Google, taking a lesson from PC industry bouts with malware, has built in more aggressive protections since the first versions of Android, which began appearing in phones in 2008. Google’s partners have sold more than 250 million Android devices, while Apple has sold more than 180 million iPhones.
Security experts said users would be at risk if hackers were able to hijack the mechanism Google uses to push software to the devices. Lockheimer said Google takes security of the mechanism seriously and has built-in protections.
Microsoft, which enabled the feature in Windows smartphones several years ago, said its takedowns have not involved malware. The violations concerned “technical issues and content issues,” said Todd Biggs, a director of product management at Microsoft.
“Revocation is a last resort, and it’s uncommon,” Biggs said. “We take that as a signpost that we’re on target toward our goal, which is safe, reliable apps for consumers.”
Amazon’s ‘1984’ Moment
RIM’s licensing documents for vendors say that RIM reserves the right to remove applications from users’ devices “for any reason whatsoever.” Marisa Conway, a spokeswoman for Waterloo, Ontario-based RIM, declined to comment.
Tom Neumayr, a spokesman for Cupertino, California-based Apple, also declined to comment. Steve Jobs, Apple’s deceased co-founder, confirmed the existence of a kill switch in a 2008 interview with the Wall Street Journal. Jobs said it would be “irresponsible” for Apple not to have a way to protect users from malicious applications.
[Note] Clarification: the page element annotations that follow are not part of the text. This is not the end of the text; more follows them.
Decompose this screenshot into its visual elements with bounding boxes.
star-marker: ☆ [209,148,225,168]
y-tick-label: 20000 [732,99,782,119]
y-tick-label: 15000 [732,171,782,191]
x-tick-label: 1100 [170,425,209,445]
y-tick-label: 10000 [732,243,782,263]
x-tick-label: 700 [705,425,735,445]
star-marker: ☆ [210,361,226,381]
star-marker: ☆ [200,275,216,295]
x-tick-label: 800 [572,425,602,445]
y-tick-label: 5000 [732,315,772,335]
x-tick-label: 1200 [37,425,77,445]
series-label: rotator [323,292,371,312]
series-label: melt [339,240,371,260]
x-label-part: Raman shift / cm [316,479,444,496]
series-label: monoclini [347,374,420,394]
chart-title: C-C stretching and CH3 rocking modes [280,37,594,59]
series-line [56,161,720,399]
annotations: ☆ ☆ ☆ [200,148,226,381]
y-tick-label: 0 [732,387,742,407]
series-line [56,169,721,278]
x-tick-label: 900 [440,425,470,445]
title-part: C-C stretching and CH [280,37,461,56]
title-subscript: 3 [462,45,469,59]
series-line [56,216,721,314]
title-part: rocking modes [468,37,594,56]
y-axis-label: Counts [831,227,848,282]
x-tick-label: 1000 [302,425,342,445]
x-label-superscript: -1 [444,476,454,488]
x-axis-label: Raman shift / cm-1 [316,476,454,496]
The comment appeared at the bottom of a story about iPhone app sales, in response to research that uncovered clues that such a feature existed on Apple devices.
The incident that encapsulates the danger of using a kill switch is Amazon.com Inc.’s use of the feature to delete some copies of George Orwell’s “1984” and “Animal Farm” novels from Kindle devices in 2009 after discovering a publisher had sold them without the necessary rights.
‘Stupid, Thoughtless, Out of Line’
Customers were infuriated, and CEO Jeff Bezos called it “stupid, thoughtless and painfully out of line with our principles.” The company vowed it would never delete books from Kindles again.
Amazon representatives didn’t respond to requests for comment.
While the emergence of kill switches shows the growing control that technology companies have assumed over users’ devices, it also exposes the shortcomings of other methods of keeping users’ computers clean.
Stephanie Stambaugh, a 47-year-old freelance writer from Denver, has been battling a so-called botnet infection on her home PCs since December. Her Internet provider, Comcast Corp., alerted her to the infection, a type of program where a machine is controlled without the user’s consent that is becoming more common. She said that while she has run a dozen different antivirus and other cleanup programs, she is still getting alerts that her machine is infected.
Giving Up Privacy
Stambaugh said she can’t afford the $130 virus cleanup service that Comcast offers, and is considering reinstalling her operating software, the nuclear option of virus cleanups.
Cable-network operators such as Comcast have insight into which computers are compromised, since they can see when machines are silently reaching out to malicious sites. Yet they don’t have the same capabilities as companies such as Google, Microsoft and Apple. Aside from alerting customers, they are limited to quarantining poisoned computers, or restricting the amount of bandwidth they consume.
Cathy Avgiris, a senior vice president for Philadelphia-based Comcast, said fully cleaning an infection is tedious, imprecise work, since the most harmful programs are good at hiding themselves. She said Comcast would be leery of adopting a kill-switch function for that reason.
Even some security experts who see the value of a kill switch say its advantages don’t outweigh the potential risks.
“For most users, the ability to remotely remove apps is a good thing,” said Charlie Miller, a hacker of Apple products and a researcher at the security firm Accuvant Inc. However, “I don’t really like Google or anybody else with the ability to tell me what apps I can run or can’t run and to remotely manage my devices. For me, the added payoff of security doesn’t make up for the control and privacy you give up.”